「もっと息せき切って駆けつけて来るんだ!」
と、峰川が怒鳴った。「それじゃ、隣の部屋から来ましたって感じだぞ」
「はい」
君永はじめは、息を弾ませながら、頭をかいた。
「もう一度。——おい、松原さんの顔、直してくれ」
居間の中に、松原が座っている。ホームバーのカウンターがあって、そのカウンターに向っているのが、聡子の役の少女で、背中を向けたままだ。
井関真弓は、反対側の隅に立っている。
そこへ、君永はじめが駆け込んで来る、という場面。
君永はじめは、聡子の身を心配して、危険を覚悟でやって来るのだ。その緊迫感が、どうしても出ない。
テストは、いつもそこでストップしていた。
「はい、用意!——スタート!」
と、峰川もいい加減くたびれた様子。
真弓が、松原とセリフを交わす。そして、少し間があって、君永はじめがドタドタと駆け込んで来た。
今度はまあまあだった。峰川は、ずっと通すと、
「OK。じゃ、これで本番だ」
と、肯《うなず》いた。「メイク、もう一度直してくれよ」
ライトが強いので、つい汗をかく。
聡子の代役の少女が、一旦セットを出て行き、すぐにまた戻って来た。髪を直したようだ。
「本番行きますので。静かにして下さい」
と、助監督が周囲へ声をかけた。
「一発で決めよう。——用意!」
ふと、啓子は、カウンターにもたれて背中を向けて立っている聡子の代役の子に目をやった。あれは……。
「スタート!」
と、峰川の声が響いた。
真弓と松原のやりとり、そして君永はじめが駆け込んで来る。今度はかなりの迫力だ。
君永はじめが松原に迫る。——真弓が、松原の前に立ちはだかるように、二人の間に割り込んだ。

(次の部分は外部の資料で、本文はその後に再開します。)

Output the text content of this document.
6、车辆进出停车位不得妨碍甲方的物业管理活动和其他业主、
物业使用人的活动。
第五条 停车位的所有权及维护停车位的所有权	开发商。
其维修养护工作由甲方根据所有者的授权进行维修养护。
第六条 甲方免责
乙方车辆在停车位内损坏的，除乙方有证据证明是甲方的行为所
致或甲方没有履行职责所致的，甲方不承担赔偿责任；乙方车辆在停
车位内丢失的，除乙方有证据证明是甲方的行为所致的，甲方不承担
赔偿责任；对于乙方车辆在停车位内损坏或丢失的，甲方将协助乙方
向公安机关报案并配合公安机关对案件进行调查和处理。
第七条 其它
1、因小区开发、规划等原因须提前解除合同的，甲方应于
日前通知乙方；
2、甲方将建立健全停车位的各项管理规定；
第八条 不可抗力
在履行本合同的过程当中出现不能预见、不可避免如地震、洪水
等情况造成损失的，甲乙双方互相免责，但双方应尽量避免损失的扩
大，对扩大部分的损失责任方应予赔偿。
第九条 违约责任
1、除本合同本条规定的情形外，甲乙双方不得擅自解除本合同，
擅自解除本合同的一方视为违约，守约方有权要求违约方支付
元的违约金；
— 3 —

セットの奥の方には、君永はじめ一人が、立つことになる。
その時——。
ギーッ、と何かがきしむ音がした。
「危い!」
誰かが叫んだ。
セットの天井が、一気に落ちて来た。
凄い音だった。スタジオの中に反響するので、余計に大きく聞こえるのだろう。
そして、白い煙のような埃《ほこり》が舞った。——誰もが唖然として動かない。
「おい、君永が……」
と、松原が立ち上る。
天井の真下に、君永がいたのだ。とても無事とは思えなかった。
「何てことだ!」
峰川が呆然として、言った。「おい! みんなで持ち上げるんだ!」
その声で、やっとみんな我に返ったようだった。一斉に、落ちた天井のセットへと駆け寄る。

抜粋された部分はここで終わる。